What are you Gonna Do?

I have been in hiding for some time now.  It hasn't been intentional, my family is just going through some health issues right now, a bout of Whooping Cough that still hasn't resolved, a head cold, alergies and this week I have the worst sinus infection I've suffered to date, complete with throbbing toothache sensation.  I have not been in control of my diet, as most days the pain is so elevated that I have no appetite, and when I do finally have to eat, I eat what I want.  Calorie-wise I am probably lower than most days when I eat healthy 6 times a day.  I found apple cider vinegar mixed with water and raw honey truly does help relieve sinus pressure enough for an OTC drug to do it's job.  I am seeing intermittent rays of light in this infection.
At any rate, I have been doing a lot of personal reflection the past two weeks, and some of it has been really helpful.  Like the Peter Gabriel song, I'm digging in the dirt to find the places I got hurt.  I keep thinking about running, and how it seems to have always been something I associated with being fit.  Part of me is pouting about not running or the idea of not running anymore, and that childish part of me is saying, if I can't run, I will just quit everything altogether.  I roll my eyes even as I type that!  I need to get past the whole thing.  So I have been reading through some of my old journals, and today I came across the one where I wrote my experiences about the man I would come to marry.  It is quite powerful to relive those times, and it lifted my spirits, even though they were not particularily low.  I don't believe in accidents, and I know that there was a reason I 'randomly' chose that particular journal out the dozen or so that I have.  I have been neglecting my marriage.  And after so many years of dreaming of being with someone who loved me so unconditionally, I have that, and have had that for ten years now.  I guess I was so busy feeling ignored that I didn't realize that I have been taking him for granted.  That was a bit of a wake-up call.  Having healthy relationships is so important for self esteem and mood.  My husband and I have been doing just fine, but it could be even better.  I am going to put more energy into letting him know how important he is to me. 

Today I took a glance through an old inspiration book I made several years back.  Some of the photos and words I wrote still inpsire me, and some are hopelessly outdated.  Since the journal is black paper my kids took interest in it, treating it like they'd discovered treasure when they found it a few weeks ago.  I told them they were allowed to write on any of the pages that didn't have a photo or writing on them, and I forgot about that as I leafed through them today.  After all my "grown-up", serious things I'd written, I came to a page where my son wrote: Wat are you cona (gonna) do?  How simple a statement to sum up how I've been feeling lately.  What am I gonna do?  Let myself go back up to where I came from, gasping for air from doing something as simple as walking to the mailbox?  Shop in the size 3X again?  Let life have it's way with me and run me over as I sit idly by?  Or maybe, wait for a heart attack so I can finally see what it is I'm doing to myself and my family. Honestly, I don't have all the answers, but I know I don't want to go back to where I started from.  I don't know if I have the strength to lose it all over again.  It is hard enough to keep the focus to try and lose half of that amount, much less think of gaining it all back and trying to start over.  I don't want to back-pedal anymore. 
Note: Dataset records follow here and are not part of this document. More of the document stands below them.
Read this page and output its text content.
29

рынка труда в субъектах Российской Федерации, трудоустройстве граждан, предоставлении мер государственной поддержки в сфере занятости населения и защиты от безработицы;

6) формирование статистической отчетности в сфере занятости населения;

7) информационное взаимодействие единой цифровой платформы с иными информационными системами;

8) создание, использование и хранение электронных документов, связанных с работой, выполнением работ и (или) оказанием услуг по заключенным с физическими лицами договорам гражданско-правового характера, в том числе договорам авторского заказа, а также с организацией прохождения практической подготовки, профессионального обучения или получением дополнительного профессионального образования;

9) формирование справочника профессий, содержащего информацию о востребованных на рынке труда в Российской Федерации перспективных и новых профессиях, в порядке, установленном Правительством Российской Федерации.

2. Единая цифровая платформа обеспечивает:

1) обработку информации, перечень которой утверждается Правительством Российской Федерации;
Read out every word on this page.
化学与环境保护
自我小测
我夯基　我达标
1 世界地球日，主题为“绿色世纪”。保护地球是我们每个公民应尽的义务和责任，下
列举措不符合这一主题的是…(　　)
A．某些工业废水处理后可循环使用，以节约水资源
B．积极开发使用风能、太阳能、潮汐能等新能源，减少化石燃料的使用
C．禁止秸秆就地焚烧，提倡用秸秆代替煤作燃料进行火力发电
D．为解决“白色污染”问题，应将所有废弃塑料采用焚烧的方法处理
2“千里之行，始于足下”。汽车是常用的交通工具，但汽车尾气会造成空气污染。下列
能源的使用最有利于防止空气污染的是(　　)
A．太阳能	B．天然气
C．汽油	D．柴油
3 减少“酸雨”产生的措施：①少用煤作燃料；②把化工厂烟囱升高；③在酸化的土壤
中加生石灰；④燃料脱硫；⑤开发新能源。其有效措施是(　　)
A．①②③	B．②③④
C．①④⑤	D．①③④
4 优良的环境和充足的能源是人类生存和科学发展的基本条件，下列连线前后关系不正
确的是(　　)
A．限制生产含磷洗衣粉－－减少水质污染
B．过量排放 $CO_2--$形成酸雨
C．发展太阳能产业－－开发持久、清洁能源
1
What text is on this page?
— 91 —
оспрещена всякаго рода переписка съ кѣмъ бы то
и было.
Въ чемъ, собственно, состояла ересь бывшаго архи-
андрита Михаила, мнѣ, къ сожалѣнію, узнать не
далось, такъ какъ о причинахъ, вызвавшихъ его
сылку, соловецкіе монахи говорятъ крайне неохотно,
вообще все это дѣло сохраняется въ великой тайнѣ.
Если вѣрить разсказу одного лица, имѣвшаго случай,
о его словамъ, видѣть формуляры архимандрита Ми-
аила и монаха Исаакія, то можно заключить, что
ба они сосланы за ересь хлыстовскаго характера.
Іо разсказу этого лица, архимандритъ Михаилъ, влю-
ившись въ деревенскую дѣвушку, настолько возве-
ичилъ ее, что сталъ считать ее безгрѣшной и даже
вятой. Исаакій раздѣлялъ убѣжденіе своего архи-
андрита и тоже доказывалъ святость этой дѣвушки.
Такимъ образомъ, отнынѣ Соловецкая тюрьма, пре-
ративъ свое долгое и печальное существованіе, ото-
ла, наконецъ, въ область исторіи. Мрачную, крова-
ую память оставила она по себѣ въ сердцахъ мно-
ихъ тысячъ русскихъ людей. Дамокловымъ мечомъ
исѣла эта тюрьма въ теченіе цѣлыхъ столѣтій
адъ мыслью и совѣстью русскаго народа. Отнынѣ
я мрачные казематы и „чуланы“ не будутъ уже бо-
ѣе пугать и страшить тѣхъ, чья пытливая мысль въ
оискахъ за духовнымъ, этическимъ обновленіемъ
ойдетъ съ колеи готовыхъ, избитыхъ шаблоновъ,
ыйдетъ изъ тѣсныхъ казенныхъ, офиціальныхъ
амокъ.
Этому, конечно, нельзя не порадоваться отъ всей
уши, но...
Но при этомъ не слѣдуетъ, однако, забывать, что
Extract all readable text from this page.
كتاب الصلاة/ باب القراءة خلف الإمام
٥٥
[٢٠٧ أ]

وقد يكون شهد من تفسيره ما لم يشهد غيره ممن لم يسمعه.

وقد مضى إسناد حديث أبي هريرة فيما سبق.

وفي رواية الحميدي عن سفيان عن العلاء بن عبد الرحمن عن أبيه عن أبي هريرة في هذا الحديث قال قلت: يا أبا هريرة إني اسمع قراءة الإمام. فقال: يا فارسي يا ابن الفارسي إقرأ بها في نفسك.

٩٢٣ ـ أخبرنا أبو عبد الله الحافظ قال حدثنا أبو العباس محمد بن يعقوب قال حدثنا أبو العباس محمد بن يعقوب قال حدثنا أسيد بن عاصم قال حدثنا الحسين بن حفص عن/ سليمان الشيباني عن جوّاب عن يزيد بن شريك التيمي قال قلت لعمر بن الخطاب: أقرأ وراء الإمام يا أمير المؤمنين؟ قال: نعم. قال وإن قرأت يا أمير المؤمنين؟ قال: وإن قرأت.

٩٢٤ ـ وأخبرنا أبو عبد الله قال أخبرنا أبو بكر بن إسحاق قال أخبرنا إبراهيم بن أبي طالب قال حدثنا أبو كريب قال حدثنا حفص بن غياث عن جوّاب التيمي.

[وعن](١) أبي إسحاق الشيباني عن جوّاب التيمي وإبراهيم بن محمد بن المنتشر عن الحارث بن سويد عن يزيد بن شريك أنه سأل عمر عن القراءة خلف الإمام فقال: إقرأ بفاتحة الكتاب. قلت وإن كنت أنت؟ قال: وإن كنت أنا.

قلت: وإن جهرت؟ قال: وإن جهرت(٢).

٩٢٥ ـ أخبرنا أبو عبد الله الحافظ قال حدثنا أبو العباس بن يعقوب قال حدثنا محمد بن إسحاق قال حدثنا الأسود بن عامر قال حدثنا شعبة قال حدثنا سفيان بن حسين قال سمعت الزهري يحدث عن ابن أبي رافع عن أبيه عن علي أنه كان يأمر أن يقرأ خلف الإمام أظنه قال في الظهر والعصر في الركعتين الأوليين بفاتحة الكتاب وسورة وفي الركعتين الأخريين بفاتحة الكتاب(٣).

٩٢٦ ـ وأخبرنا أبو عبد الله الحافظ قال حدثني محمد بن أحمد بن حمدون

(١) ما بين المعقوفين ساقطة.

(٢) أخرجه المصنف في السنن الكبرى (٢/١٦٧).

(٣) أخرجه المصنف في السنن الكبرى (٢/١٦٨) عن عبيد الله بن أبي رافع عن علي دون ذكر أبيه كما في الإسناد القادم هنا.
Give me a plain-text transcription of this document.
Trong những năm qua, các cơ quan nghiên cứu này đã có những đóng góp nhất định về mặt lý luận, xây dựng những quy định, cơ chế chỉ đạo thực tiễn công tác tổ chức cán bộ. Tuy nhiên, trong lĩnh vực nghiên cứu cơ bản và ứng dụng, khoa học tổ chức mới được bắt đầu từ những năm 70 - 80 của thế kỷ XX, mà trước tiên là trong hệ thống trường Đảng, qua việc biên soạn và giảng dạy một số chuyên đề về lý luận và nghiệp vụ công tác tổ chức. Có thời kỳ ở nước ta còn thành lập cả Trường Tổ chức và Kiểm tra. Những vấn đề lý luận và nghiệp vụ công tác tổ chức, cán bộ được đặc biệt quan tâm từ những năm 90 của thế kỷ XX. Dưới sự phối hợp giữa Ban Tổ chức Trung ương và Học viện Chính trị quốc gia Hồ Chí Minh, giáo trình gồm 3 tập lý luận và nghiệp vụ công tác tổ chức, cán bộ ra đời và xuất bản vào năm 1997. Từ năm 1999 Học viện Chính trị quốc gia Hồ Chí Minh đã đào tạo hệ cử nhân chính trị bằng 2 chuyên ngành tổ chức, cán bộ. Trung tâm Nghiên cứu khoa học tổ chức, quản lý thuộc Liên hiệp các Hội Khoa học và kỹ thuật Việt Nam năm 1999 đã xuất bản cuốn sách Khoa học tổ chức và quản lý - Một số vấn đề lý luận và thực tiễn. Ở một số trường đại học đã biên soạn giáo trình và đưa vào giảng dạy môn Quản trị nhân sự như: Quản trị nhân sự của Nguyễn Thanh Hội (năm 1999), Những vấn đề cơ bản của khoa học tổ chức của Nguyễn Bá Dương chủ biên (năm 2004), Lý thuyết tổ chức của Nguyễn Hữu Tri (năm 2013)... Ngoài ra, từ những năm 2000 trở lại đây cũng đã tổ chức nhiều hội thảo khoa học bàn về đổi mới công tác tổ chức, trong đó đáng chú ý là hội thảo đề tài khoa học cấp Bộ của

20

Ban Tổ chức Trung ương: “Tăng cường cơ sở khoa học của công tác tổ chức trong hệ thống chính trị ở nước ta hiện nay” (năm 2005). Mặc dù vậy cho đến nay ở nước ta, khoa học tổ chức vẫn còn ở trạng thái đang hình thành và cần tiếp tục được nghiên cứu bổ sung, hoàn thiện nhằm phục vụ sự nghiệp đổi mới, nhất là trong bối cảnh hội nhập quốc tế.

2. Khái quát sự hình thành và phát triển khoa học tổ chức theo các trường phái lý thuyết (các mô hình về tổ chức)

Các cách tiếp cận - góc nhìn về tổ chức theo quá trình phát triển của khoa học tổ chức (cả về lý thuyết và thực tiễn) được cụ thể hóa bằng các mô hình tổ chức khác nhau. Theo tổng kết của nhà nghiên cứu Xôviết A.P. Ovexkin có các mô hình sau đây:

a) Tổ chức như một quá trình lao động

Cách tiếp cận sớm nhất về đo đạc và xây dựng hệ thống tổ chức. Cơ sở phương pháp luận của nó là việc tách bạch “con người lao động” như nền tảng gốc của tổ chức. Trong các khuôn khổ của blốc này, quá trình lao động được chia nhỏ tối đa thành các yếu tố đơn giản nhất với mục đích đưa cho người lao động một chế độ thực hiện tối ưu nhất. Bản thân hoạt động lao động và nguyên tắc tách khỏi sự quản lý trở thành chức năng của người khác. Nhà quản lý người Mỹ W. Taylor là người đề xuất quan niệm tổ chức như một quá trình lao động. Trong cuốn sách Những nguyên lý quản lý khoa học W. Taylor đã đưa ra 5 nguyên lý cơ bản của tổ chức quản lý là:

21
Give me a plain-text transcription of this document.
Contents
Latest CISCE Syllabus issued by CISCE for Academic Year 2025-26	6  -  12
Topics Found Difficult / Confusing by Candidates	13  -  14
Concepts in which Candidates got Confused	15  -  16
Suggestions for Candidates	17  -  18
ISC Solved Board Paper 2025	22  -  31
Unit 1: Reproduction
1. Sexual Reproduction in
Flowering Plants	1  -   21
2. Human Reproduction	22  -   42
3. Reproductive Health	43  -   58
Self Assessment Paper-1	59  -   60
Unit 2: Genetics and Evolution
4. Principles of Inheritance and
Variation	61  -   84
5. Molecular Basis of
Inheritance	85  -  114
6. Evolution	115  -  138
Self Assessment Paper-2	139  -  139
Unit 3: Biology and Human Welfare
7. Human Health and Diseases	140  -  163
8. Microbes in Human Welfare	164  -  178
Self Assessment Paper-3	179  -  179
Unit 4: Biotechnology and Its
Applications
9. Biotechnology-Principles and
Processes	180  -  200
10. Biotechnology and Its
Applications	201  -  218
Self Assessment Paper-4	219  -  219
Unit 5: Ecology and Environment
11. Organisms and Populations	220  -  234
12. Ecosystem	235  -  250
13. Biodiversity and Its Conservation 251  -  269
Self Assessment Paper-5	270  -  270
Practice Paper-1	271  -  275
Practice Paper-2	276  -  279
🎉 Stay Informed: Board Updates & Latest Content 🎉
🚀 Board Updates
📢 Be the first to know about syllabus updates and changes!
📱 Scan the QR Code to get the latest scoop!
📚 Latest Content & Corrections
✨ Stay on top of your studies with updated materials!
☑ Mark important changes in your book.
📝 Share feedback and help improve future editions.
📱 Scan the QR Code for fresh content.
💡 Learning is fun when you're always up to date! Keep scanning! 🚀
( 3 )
The new issue of Oxygen magazine is out, and I spent a long time pouring over it as usual, but it was especially touching this time because the publisher Robert "Tough Love" Kennedy recently passed away, and this issue not only had a lot of tribute material, but also a message from Tough Love Bob himself.  Part of his message (in reference to success) is to not only have a goal, but to have a compelling reason why you want to acheive it.  That woke me up a little. Lightbulb moment,  I didn't lose my way, I lost my WHY.  It's something I have been putting a lot of thought into, it's definitely the cause of my quasi-effort, and at the moment, it's my biggest thorn in my side.  So that is where I am mentally, and I need to spend some more time in my mind, digging a little deeper to come up with my WHY.  Just not wanting to be fat isn't a compelling reason.  Not wanting to die early isn't compelling enough.  I don't know what it is, but I will find it.  Monday I plan on getting back to my "normal" eating, I just have to figure out what to eat.  Might try a new recipe this weekend, or scout out some veggie burger recipes to try.  I have to find something I can eat that won't repulse me.  I know I can get things back on track, I've spent so much time reading fitness magazines lately, that my mind is sharpening.  And maybe, just maybe I don't have to rule out running if I put the time, effort and expense into having my knees checked out and having my form assessed and getting the proper equipment for how/where I run.  Is it worth all that, and the risk of arthritis?  These are some of the questions I need to answer for myself.  I do know that sitting around waiting to feel better isn't helping me recover from my illness, and it isn't helping to set a good example for my kids.  There's a lot more work to do, but as my main mantra and my back-up mantra affirm, I've got more in me, and I'm not done yet!  This isn't a do-over, I am just moving on from a time of rest and reflection.  I begin next week with hope for longevity and logic.
To my loyal blog readers, thanks for coming around, you really do make a difference to me!